Abb. 6 Gewichtszunahme >10 % unter Doravirin/TDF/3TC über 48 und 96 Wochen. Gepoolte Daten aus drei Phase-2/3-Studien
Orkin C et al., EACS 2019
Neu: Kapsid-Inhibitor
Kasuistik: Bictegravir-Resistenz
Eine
schlechte Adhärenz und vorbestehende Mutationen können auch
Substanzen mit hoher Resistenzbarriere zu Fall bringen. In Paris
wurde ein 30jähriger Afroamerikaner 2015 mit TDF/FTC/EVG/c
behandelt. Die Therapie wurde wegen schlechter Adhärenz aufgrund von
gastrointestinalen Nebenwirkungen abgebrochen. Der Resistenztest beim
virologischen Versagen ergab eine M50I+N155h+ M184V. im November
wurde die Behandlung mit BIC/TAF/FTC wieder aufgenommen. Im ersten
und zweiten Monat war die Viruslast auf 32.000 und 2.800 Kopien/ml
abgefallen, aber im dritten Monat dann auf 88.000 angestiegen.
Das
Ergebnis des Resistenztests: M50I+R138K+S147G+N155H.
Mit
DRV/c/TAF/FTC gelang schließlich die virale Suppression (Vanig T et
al., PE13/7).
Der
neuartige Kapsid-Inhibitor GS-6207 hat eine gute antivirale Aktivität
(Abfall Viruslast -1,4 bis 2,2 log10
K/ml), ist gut verträglich (Schmerzen Einstichstelle 41%, Rötung
28%) und hat das Potential eines sechsmonatigen Dosisintervalls.
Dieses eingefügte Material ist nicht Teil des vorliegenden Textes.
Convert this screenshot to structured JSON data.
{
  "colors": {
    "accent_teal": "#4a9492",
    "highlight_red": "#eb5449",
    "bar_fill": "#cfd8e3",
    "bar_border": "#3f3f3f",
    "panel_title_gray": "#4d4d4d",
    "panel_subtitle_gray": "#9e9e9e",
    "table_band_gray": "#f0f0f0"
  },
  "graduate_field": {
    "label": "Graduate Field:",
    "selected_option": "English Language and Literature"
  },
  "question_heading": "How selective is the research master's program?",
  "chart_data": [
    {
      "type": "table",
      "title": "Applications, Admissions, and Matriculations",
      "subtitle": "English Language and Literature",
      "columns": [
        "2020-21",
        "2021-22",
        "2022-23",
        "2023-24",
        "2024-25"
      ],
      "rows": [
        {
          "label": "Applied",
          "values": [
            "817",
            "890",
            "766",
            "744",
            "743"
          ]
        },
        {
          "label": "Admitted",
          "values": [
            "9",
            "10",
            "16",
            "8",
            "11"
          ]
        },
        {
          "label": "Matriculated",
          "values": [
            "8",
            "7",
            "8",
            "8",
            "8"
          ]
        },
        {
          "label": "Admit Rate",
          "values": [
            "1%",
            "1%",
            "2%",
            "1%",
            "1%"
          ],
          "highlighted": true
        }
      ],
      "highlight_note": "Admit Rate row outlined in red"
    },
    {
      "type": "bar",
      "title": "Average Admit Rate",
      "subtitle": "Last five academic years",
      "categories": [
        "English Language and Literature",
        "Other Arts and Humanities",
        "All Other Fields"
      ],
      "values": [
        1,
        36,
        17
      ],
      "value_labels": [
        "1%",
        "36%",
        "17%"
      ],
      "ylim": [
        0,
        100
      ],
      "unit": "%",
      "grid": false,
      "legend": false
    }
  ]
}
Natürlich vorkommende Mutationen scheint es nicht zu geben und bei
vorbehandelten Patienten (inkl. PI-Versagen) wurden die in vitro
selektierten GS-6207 Kapsid-Mutationen (L56I, M66I, Q67H, K70N, N74D,
N74S und T107N) nicht gefunden. In den zwei geplanten
Phase-2/3-Studien an therapienaiven wie stark vorbehandelten
Patienten soll
GS-6207 in Kombination mit anderen
antiretroviralen Substanzen zunächst 14 Tage oral und dann alle
sechs Monate subkutan verabreicht werden (Sager J et al., PS13/1;
Daar ES et al., PE3/17; Marcelin AG et al., PE13/15; Callebaut C et
al., PE13/22).
PrEP
Natürlich war die PrEP auch in Basel ein wichtiges Thema. Neue wissenschaftliche Daten gab es von der DISCOVER-Studie, in der TAF/FTC und TDF/FTC verglichen werden. 50% der Teilnehmer haben 96 Wochen erreicht und es zeigt sich das gleiche Bild wie zu Woche 48: Die präventive Wirksamkeit ist vergleichbar, TAF hat jedoch einen weniger ungünstigen Effekt auf Niere und Knochen. TDF in der PrEP führt einer australischen Kohorte zufolge innerhalb von zwei Jahren zu einem Verlust von >3% der Knochendichte. Ähnlich wie bei der ART ist der Verlust im ersten Jahr am größten und stabilisiert sich dann (Carr A et al., 11/5).
Hepatitis
Mit den neuen DAA können fast alle Hepatitis C-Patienten geheilt werden. Wer ist noch nicht behandelt? In der Bonner HIV/HCV-Kohorte wurden schon 95,5% der Patienten therapiert. Von den verbleibenden Patienten hatten einige konkurrierende medizinische Interventionen oder eine akute Hepatitis C. Die Mehrzahl der Unbehandelten jedoch waren aktive Drogengebraucher mit Compliance-Problemen (Rodriguez-Monaco FD et al., PE37/4).